Growth is expected to average 3.2 per cent in 2018 and 2.6 per cent in 2019. This represents a downward revision of 0.1 percentage points in 2018 and 0.6 percentage points in 2019 compared with the May 2018 forecast, primarily on account of slower expected growth in Turkey, where a sharp deceleration in the second half of the year is expected to bring the 2018 growth rate down to 3.6 per cent, as the weak lira and interest rate hikes negatively impact private consumption and investment. A growth rate of around 1 per cent is expected in 2019.
Excluding Turkey, the projection for the region’s average growth in 2018 has been revised upwards by 0.1 percentage points, reflecting strong economic performance in the first half of the year, and is unchanged for 2019. Spillovers from the expected deceleration in Turkey to other economies in the EBRD regions are expected to be very limited.
Three major trends have affected the external economic environment for the EBRD regions: tightening of financing conditions for emerging markets; escalating trade conflicts; and higher oil prices.

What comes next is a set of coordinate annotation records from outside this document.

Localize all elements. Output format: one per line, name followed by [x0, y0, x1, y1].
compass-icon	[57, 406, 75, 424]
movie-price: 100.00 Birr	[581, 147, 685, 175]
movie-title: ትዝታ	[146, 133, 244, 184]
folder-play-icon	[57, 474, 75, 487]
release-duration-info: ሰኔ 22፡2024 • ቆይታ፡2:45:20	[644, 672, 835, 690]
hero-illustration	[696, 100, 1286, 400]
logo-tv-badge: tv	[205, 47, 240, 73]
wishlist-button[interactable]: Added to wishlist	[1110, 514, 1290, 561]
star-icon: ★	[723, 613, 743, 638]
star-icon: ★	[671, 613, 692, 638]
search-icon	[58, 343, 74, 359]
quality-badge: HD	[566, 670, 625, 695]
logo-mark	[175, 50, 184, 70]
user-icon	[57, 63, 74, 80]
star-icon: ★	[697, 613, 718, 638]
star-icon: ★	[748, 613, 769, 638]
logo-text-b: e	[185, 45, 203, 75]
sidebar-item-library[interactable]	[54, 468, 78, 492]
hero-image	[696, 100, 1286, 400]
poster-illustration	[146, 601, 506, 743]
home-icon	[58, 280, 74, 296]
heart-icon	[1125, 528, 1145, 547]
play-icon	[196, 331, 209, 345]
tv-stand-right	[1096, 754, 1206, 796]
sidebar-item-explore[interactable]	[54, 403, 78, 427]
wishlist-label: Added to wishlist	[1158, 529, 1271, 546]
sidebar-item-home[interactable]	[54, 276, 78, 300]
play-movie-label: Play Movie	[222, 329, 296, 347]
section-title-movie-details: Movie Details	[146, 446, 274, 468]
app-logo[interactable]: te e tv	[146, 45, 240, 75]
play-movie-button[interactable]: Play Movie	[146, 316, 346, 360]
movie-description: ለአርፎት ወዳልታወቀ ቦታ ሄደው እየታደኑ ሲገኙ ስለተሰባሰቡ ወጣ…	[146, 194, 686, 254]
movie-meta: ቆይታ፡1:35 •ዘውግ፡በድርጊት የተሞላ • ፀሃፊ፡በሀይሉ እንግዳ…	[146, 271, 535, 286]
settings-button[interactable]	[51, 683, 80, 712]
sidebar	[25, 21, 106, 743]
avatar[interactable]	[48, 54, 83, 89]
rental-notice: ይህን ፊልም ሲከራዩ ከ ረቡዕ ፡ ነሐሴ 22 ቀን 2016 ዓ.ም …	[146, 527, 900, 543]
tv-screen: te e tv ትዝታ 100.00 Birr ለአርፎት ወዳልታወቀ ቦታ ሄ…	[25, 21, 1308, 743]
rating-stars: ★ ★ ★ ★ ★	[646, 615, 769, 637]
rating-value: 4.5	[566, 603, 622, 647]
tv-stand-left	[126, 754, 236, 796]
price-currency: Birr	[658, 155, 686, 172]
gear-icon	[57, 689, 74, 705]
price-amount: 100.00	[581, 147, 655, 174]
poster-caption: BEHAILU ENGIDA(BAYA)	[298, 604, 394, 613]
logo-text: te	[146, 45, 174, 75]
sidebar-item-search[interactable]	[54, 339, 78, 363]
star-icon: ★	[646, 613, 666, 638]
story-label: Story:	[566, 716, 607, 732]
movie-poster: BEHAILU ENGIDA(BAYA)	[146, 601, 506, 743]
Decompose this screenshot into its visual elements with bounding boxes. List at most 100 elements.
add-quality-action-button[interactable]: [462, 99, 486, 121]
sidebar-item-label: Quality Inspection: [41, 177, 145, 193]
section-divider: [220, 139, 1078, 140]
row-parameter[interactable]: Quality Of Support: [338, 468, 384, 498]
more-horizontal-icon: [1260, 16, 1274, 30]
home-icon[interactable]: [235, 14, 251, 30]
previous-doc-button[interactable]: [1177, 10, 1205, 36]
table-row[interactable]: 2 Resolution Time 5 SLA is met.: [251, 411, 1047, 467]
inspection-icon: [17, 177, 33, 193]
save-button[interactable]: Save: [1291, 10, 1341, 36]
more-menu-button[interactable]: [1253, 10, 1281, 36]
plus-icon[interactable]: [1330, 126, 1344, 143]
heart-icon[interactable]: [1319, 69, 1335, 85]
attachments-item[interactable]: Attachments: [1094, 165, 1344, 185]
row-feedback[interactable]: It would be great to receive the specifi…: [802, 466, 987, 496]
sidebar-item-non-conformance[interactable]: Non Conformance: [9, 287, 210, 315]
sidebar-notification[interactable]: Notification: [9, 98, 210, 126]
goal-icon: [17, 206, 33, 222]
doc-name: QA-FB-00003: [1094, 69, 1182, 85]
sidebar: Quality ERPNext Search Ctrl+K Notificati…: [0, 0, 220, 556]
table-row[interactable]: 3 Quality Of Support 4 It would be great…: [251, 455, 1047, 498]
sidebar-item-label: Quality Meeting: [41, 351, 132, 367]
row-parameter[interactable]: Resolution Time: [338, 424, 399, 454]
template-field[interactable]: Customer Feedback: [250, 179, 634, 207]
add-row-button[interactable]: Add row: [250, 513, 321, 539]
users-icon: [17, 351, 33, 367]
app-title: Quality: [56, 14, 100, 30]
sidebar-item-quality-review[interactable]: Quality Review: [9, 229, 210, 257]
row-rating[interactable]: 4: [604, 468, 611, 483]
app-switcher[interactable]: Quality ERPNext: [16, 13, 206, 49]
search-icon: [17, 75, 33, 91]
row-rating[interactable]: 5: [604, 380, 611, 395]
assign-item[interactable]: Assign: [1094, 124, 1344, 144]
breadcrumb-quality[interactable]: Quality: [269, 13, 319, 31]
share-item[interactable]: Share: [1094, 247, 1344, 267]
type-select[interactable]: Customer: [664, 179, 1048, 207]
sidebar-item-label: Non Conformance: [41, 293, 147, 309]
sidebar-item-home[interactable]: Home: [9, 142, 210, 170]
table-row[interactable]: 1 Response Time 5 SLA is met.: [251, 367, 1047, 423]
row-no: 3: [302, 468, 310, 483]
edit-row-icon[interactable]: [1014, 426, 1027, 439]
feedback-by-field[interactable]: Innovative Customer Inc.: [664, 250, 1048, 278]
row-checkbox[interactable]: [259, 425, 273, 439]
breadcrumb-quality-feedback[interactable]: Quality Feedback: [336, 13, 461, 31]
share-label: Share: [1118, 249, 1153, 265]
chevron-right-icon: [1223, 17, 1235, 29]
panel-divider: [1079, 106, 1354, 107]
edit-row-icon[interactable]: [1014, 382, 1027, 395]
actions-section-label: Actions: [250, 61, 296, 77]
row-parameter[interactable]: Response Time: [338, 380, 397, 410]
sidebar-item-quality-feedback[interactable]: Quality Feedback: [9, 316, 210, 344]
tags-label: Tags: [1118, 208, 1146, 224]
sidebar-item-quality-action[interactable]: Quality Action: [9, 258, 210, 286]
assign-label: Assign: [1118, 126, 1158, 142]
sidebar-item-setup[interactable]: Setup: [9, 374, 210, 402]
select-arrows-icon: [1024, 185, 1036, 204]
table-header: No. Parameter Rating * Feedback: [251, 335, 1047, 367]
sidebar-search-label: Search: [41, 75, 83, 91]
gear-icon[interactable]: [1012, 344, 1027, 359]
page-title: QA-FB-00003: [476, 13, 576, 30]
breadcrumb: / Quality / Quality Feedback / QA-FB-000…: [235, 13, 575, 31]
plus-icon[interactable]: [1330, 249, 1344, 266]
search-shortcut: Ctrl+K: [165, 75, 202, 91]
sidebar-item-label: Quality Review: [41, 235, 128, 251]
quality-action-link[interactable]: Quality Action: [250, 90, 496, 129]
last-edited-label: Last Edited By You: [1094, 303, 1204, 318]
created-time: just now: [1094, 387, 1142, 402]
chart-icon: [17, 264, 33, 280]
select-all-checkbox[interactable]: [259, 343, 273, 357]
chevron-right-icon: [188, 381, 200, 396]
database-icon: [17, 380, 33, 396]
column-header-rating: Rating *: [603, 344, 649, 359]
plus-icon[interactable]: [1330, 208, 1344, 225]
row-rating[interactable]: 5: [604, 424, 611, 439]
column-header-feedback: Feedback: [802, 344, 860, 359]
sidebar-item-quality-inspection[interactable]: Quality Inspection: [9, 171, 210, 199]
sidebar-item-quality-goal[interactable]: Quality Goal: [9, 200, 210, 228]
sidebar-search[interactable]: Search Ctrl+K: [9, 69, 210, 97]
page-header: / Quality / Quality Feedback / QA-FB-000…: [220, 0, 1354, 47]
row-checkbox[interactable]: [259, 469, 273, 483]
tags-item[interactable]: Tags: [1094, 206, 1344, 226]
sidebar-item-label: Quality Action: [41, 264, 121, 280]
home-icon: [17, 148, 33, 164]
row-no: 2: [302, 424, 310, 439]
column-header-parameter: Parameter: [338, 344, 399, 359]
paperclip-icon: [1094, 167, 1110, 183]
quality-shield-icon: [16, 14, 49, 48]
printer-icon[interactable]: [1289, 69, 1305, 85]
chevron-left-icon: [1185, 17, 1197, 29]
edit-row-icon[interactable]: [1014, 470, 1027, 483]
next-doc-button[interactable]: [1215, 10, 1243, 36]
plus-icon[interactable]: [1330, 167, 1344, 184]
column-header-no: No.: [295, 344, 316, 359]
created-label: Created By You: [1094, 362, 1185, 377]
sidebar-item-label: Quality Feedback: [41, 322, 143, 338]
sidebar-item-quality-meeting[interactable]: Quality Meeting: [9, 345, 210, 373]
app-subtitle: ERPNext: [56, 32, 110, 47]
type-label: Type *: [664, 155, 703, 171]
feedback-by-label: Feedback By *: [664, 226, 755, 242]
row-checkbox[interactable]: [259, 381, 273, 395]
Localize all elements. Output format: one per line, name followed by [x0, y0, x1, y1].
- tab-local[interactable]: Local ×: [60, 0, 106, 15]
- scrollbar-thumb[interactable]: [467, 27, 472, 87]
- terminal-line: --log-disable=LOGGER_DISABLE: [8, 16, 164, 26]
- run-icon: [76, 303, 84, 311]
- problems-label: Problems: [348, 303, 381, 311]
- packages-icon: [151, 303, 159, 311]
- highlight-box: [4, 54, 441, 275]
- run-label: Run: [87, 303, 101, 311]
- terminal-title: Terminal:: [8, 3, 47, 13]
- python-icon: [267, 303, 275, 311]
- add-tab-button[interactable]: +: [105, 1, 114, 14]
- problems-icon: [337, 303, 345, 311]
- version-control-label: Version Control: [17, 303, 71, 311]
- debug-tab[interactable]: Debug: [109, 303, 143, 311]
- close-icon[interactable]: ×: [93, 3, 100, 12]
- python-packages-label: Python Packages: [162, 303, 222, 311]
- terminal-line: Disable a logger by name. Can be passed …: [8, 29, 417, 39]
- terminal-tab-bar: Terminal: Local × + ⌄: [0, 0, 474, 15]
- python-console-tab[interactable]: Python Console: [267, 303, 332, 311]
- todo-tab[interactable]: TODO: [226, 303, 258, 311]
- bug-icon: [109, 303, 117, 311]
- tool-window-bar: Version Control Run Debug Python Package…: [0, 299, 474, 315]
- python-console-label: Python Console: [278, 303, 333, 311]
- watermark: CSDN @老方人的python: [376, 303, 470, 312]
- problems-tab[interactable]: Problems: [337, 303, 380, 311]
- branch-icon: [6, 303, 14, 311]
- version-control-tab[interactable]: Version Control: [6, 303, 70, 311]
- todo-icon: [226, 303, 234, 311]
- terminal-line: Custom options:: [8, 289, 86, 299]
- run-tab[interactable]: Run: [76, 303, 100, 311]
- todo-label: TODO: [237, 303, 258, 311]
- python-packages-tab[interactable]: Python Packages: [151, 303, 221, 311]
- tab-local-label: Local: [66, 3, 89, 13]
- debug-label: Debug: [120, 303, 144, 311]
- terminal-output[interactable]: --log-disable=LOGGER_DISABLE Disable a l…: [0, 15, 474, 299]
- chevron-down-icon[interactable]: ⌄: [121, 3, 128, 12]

The recent increase in average interest rates faced by emerging markets is the fifth largest in the last 20 years, yet interest rates remain low in historical perspective, comparable to those prevailing during 2003-07 and 2013-15. As a result, the moderate tightening of financing conditions has so far primarily affected capital flows to economies with underlying weaknesses, notably Argentina and Turkey. In addition, countries with high stocks of external debt and domestic debt denominated in foreign currency are more vulnerable to further tightening of financing conditions for emerging markets.
If trade conflicts remain confined mainly to bilateral China-US trade, economies in the EBRD regions will be relatively little affected, as most of the region’s trade takes place within or with the European Union. For some countries in the region, a reduction in bilateral trade between US and China may open new opportunities to increase exports of finished goods to the American or Chinese markets.
In contrast, a scenario in which trade tensions escalate globally and international supply chains become severely disrupted entails high risks for the region’s economies that are strongly integrated into global value chains. The economies’ ability to flexibly reconfigure supply chains will likely depend on the extent of innovation capabilities, quality of management and the size of domestic markets. In the past, growth in domestic value added of exports in the EBRD regions has been more innovation-light than in other emerging markets. In particular, it has been accompanied by smaller increases in patenting activity.
Oil price increases provided a boost to growth in Russia, Central Asia and Azerbaijan and underpinned continued recovery in remittances from Russia to Central Asia, Moldova and the Caucasus. At the same time, growth in Central Asia is expected to moderate to around 4.6 per cent in 2018, reflecting the need for fiscal consolidation, and further to 4.2 per cent in 2019 in light of lower growth in mining output. Growth in Russia is projected to remain around 1.5 per cent.
Growth in central and south-eastern Europe is projected to gradually moderate in 2018-19 from high levels seen in 2017, reflecting shortages of skilled labour. Growth in Eastern Europe and the Caucasus is projected to increase to 3.1 per cent in 2018 and 3.2 per cent in 2019 as the recovery in Ukraine gains momentum. Growth in the southern and eastern Mediterranean is projected to increase from 3.8 per cent in 2017 to around 4.4 per cent in 2018 and 4.7 per cent in 2019 on higher tourist arrivals and improved external competitiveness in Egypt and Tunisia.
Escalation of trade conflicts is a major risk to the outlook. Other risks include disruption to cross-border supply chains in the case of a no-deal Brexit, high levels of corporate indebtedness and geopolitical instability.